3. Jelaskan cara mengontrol perilaku kekerasan dengan cara tarik nafas
dalam dan pukul bantal.
4. Masukkan pada jadwal kegiatan untuk latihan fisik.
b) Tujuan khusus: pasien mampu menggunakan obat sesuai program yang telah
ditetapkan untuk mengontrol perilaku kekerasan
1. Evaluasi kegiatan latihan fisik. Beri pujian
2. Latih cara mengontrol perilaku kekerasan dengan obat (jelaskan 6 benar :
jenis, guna, dosis, frekuensi, cara, kontinuitas minum obat).
3. Masukkan pada jadwal kegiatan untuk latihan fisik dan minum obat.
c) Tujuan khusus : pasien mampu mengontrol dengan cara verbal/sosial.

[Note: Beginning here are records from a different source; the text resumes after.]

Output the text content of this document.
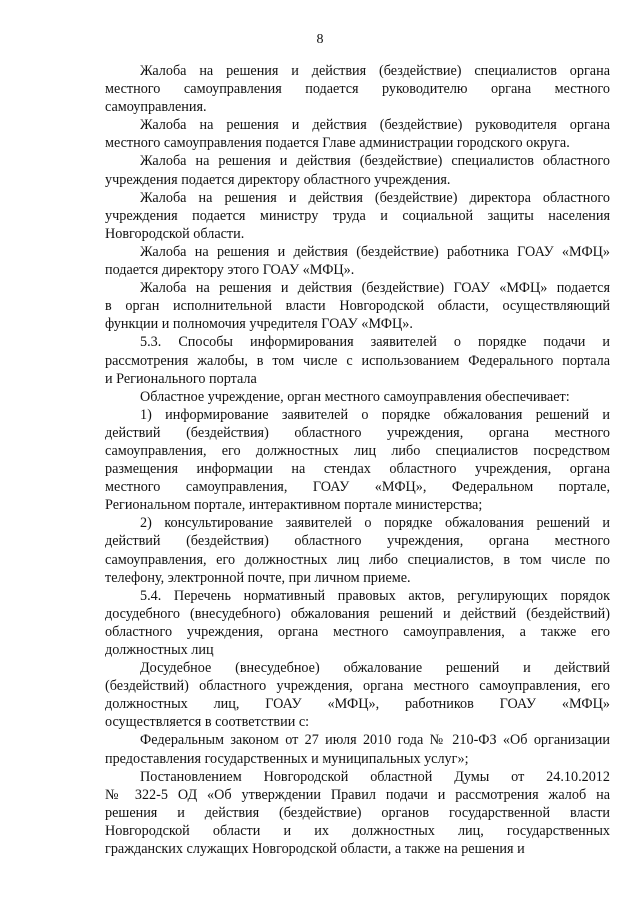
8

Жалоба на решения и действия (бездействие) специалистов органа
местного самоуправления подается руководителю органа местного
самоуправления.

Жалоба на решения и действия (бездействие) руководителя органа
местного самоуправления подается Главе администрации городского округа.

Жалоба на решения и действия (бездействие) специалистов областного
учреждения подается директору областного учреждения.

Жалоба на решения и действия (бездействие) директора областного
учреждения подается министру труда и социальной защиты населения
Новгородской области.

Жалоба на решения и действия (бездействие) работника ГОАУ «МФЦ»
подается директору этого ГОАУ «МФЦ».

Жалоба на решения и действия (бездействие) ГОАУ «МФЦ» подается
в орган исполнительной власти Новгородской области, осуществляющий
функции и полномочия учредителя ГОАУ «МФЦ».

5.3. Способы информирования заявителей о порядке подачи и
рассмотрения жалобы, в том числе с использованием Федерального портала
и Регионального портала

Областное учреждение, орган местного самоуправления обеспечивает:

1) информирование заявителей о порядке обжалования решений и
действий (бездействия) областного учреждения, органа местного
самоуправления, его должностных лиц либо специалистов посредством
размещения информации на стендах областного учреждения, органа
местного самоуправления, ГОАУ «МФЦ», Федеральном портале,
Региональном портале, интерактивном портале министерства;

2) консультирование заявителей о порядке обжалования решений и
действий (бездействия) областного учреждения, органа местного
самоуправления, его должностных лиц либо специалистов, в том числе по
телефону, электронной почте, при личном приеме.

5.4. Перечень нормативный правовых актов, регулирующих порядок
досудебного (внесудебного) обжалования решений и действий (бездействий)
областного учреждения, органа местного самоуправления, а также его
должностных лиц

Досудебное (внесудебное) обжалование решений и действий
(бездействий) областного учреждения, органа местного самоуправления, его
должностных лиц, ГОАУ «МФЦ», работников ГОАУ «МФЦ»
осуществляется в соответствии с:

Федеральным законом от 27 июля 2010 года № 210-ФЗ «Об организации
предоставления государственных и муниципальных услуг»;

Постановлением Новгородской областной Думы от 24.10.2012
№ 322-5 ОД «Об утверждении Правил подачи и рассмотрения жалоб на
решения и действия (бездействие) органов государственной власти
Новгородской области и их должностных лиц, государственных
гражданских служащих Новгородской области, а также на решения и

1. Evaluasi kegiatan latihan fisik dan minum obat. Beri pujian. \
2. Latih cara mengontrol perilaku kekerasan secara verbal (3 cara, yaitu :
mengungkapkan, meminta, dan menolak dengan benar).

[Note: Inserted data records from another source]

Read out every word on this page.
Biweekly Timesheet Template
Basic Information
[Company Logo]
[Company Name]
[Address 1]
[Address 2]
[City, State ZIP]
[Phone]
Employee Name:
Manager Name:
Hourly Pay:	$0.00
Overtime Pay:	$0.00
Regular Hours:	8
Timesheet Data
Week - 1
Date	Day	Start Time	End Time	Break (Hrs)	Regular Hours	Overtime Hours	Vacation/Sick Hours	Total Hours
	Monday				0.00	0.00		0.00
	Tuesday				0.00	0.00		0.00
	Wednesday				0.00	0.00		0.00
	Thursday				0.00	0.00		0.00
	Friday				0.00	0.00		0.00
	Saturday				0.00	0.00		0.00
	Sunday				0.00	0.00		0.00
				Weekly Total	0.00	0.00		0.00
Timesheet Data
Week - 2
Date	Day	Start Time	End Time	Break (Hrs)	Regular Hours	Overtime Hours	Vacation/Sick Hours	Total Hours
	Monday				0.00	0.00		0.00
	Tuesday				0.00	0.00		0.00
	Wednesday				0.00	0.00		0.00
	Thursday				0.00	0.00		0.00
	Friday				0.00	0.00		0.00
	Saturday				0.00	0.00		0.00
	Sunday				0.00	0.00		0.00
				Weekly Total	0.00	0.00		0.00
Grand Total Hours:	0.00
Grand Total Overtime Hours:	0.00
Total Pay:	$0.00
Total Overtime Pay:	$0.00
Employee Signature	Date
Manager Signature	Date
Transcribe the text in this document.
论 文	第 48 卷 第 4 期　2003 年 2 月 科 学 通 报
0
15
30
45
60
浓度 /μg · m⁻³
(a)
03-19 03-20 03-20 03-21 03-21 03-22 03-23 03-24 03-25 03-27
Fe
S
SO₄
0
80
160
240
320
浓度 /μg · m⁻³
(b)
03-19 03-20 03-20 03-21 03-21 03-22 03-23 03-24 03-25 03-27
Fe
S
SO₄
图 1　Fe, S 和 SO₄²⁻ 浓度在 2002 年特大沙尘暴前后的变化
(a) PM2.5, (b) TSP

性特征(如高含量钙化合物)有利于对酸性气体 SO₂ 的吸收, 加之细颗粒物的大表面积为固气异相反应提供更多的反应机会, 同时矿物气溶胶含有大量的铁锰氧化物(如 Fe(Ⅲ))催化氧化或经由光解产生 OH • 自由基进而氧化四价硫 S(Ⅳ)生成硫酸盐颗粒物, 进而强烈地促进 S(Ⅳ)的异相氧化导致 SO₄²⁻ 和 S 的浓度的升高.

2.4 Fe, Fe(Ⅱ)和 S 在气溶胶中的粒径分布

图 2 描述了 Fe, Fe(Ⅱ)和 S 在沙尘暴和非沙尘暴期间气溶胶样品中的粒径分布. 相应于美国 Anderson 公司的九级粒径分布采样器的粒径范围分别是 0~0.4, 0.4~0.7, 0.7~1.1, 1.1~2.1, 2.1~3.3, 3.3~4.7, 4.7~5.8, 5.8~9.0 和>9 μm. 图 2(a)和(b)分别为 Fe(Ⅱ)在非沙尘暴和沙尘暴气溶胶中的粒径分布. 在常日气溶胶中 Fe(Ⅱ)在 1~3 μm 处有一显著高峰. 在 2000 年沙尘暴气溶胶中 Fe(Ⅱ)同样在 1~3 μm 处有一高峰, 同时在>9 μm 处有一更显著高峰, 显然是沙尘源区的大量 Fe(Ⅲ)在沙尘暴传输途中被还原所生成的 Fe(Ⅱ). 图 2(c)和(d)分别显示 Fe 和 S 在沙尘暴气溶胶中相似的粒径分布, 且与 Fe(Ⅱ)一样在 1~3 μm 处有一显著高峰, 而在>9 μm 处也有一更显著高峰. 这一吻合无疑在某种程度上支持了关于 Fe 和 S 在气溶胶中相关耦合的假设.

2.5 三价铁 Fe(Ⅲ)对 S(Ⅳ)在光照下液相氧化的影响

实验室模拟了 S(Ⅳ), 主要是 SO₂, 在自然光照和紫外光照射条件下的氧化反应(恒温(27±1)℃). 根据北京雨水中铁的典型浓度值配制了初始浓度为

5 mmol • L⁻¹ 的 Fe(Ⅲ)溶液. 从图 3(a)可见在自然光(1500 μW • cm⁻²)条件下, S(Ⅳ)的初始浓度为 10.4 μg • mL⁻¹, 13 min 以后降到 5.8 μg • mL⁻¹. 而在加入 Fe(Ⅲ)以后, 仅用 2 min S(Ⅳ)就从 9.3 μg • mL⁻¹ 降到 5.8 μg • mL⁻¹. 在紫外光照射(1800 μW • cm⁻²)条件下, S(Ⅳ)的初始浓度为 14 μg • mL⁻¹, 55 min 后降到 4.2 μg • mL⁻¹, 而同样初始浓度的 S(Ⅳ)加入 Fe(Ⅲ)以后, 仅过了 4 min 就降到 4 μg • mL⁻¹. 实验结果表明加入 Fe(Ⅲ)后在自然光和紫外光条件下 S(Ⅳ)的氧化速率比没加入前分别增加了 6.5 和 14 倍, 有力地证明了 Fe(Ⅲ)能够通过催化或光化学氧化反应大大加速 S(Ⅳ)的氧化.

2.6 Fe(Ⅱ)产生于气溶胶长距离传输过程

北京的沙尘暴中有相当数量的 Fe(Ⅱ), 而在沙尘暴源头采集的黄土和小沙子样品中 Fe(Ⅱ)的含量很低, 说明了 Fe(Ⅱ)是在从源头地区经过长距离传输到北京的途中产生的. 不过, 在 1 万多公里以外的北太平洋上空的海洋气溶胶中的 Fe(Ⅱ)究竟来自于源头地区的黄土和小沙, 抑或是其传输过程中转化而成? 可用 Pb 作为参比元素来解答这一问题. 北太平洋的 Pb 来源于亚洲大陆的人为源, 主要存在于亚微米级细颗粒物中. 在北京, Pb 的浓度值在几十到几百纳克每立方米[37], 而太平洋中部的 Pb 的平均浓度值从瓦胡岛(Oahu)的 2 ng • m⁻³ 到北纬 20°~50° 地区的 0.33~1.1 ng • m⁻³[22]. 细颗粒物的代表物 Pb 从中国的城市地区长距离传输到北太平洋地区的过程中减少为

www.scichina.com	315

3. Masukkan pada jadwal kegiatan untuk latihan fisik, minum obat, dan
verbal.
d) Tujuan khusus : pasien mampu mengontrol dengan cara spiritual .
1. Evaluasi kegiatan latihan fisik, minum obat, dan verbal. Beri pujian.
2. Latih cara mengontrol perilaku kekerasan dengan cara spiritual.
3. Masukkan pada jadwal kegiatan untuk latihan fisik, minum obat, verbal,
dan spiritual.

IV. Daftar Pustaka

Direja, A. H. (2011). Buku Ajar Asuhan Keperawatan Jiwa. Yogyakarta: Nuha


Medika.
Keliat, B. A., Akemat, Helena, N., & Nurhaeni, H. (2012). Keperawatan Kesehatan
Jiwa Komunitas: CMHN (Basic Course). Jakarta: EGC.
Muhith, Abdul . 2015. Pendidikan Keperawatan Jiwa Teori dan Aplikasi, edisi 1. CV
Andi Offset : Yogyakarta.
Yusuf, Ah, Fitryasari, Rizki, P.K, & Nihayati, Hanik Endang 2015, Buku Ajar
Keperawatan Jiwa. Salemba Medika, Jakarta.